Shylock fits many of these although he is neither a king, general, nor demi-god. But I was born in the year 13 A.A.M (Anno Arthur Miller), a period I share with Mike, John, and Cindy, while the rest of you are BCME (Before the 'Common Man' Era). So I get to adjust my definition of tragic hero a bit. Arthur Miller tells us, in his "Tragedy and the Common Man" (1949), that the tragic flaw is "a failing that is not peculiar to grand or elevated characters." And he builds his tragic tale around an everyday guy, a salesman, or merchant if you will.
Does Death of a Salesman offer us any further insight into The Merchant of Venice? Miller writes that "the tragic feeling is evoked in us when we are in the presence of a character who is ready to lay down his life, if need be, to secure one thing – his sense of personal dignity. From Orestes to Hamlet, Medea to Macbeth, the underlying struggle is that of the individual attempting to gain his 'rightful' position in his society."
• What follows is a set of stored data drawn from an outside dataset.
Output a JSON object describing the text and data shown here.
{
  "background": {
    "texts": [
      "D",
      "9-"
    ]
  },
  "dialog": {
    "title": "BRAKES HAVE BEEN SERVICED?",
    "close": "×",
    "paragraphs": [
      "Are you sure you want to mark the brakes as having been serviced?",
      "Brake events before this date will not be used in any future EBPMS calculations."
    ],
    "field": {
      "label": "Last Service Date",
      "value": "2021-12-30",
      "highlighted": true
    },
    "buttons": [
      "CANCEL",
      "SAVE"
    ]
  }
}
I couldn't think of a better definition of what Al Pacino's Shylock is doing in the Michael Radford film. The bond is Shylock's attempt at personal dignity. My students ask why doesn't he accept the offer of thrice the principal – 9000 ducats?!? Well, that wasn't the deal; that would be letting them buy him off and get out of the penalty for forfeiture. Antonio could go around with Salarino, laughing about greedy old Shylock who gave up his legal bond when a little money was dangled in front of him. Accepting the offer would mean validating everything the Christians have said about him throughout the play.
Finally, having the law upheld in his favor (even at the expense of Antonio's life) seems like a way of establishing his "rightful position," equal and justly treated. I've already argued that his misjudgment takes the form of a confusion of his desire for justice with a desire for vengeance, but the result of this, while not death, is his "life." He loses his house, to which he responds: "you take my life / When you do take the means whereby I live" (4.1.392-393). Money, house, means, and faith; he has lost them all. What is left of his "life"? Perhaps if Act 5 had featured Shylock, he might have suffered the same fate as Willy Loman. We don't know.
And that seems to me to be the final indignity.
Radford and Nunn (and Ernst suggests John Sichel's production with Laurence Olivier as well) attempt to overcome this forgetting by constructing a final scene that recalls Shylock. It almost seems as if modern directors are embarrassed to close the play without some acknowledgement of Shylock's denouement.